Quant à Elhadj Mahamadou il excelle dans l’achat et la vente des objets usés depuis des années. Il s’approvisionne auprès des ramasseurs de bouteilles, de boites de canettes, de bidons de 0,5 litres, de morceaux de fer, etc. Selon lui, les plastiques solides sont d’abord concassés, puis  broyés au niveau d’une usine qui est installée non loin des décharges avant d’être mis en sac, et ensuite exporter vers le Ghana. Les morceaux de fer sont transportés vers le Bénin, le Nigéria, et le Togo. Concernant les bouteilles de 0,5 litres, elles sont exportées à Kantchari à la frontière avec le Burkina, et une partie est écoulée sur place. Le kilogramme de fer se vend à 125 FCFA. Les ramasseurs prennent leur temps pour concasser. C’est un travail qui demande de la patience et de la persévérance.

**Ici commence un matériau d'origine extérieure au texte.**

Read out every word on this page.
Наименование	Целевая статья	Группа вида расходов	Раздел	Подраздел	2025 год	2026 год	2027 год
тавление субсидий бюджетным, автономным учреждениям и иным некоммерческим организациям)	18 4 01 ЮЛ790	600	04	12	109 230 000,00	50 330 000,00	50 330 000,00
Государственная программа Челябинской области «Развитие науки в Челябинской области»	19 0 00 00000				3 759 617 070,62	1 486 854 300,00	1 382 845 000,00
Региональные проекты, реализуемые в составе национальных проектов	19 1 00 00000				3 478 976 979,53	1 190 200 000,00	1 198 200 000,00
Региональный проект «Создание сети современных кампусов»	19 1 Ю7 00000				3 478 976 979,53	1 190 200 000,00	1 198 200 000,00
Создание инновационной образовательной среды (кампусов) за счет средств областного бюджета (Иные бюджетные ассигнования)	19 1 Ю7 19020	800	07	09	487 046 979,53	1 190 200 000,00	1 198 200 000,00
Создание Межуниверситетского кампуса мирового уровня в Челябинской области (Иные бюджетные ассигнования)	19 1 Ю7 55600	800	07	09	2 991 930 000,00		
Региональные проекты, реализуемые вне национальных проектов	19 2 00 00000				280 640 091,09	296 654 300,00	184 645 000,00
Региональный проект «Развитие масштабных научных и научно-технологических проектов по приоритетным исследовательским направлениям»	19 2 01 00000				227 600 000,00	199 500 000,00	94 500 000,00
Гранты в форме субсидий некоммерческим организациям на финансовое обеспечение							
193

Des mères de familles et des enfants excellent dans ce travail. C’est le cas du jeune Moussa qui profite des grandes vacances pour collecter et revendre des objets. Il explique  qu’il procède d’abord à la collecte des objets pendant deux semaines avant de les revendre. Il gagne environ 30.000 FCFA en deux semaines de collecte. D’une dizaine d’années, cet enfant résident au quartier Koubia, assiste ses parents à travers ce travail. 

Si certains s’installent autour des décharges et attendent les camionneurs, d’autres passent de porte à porte pour vérifier et collecter tout ce qui est utilisable pour la prospérité de leurs affaires.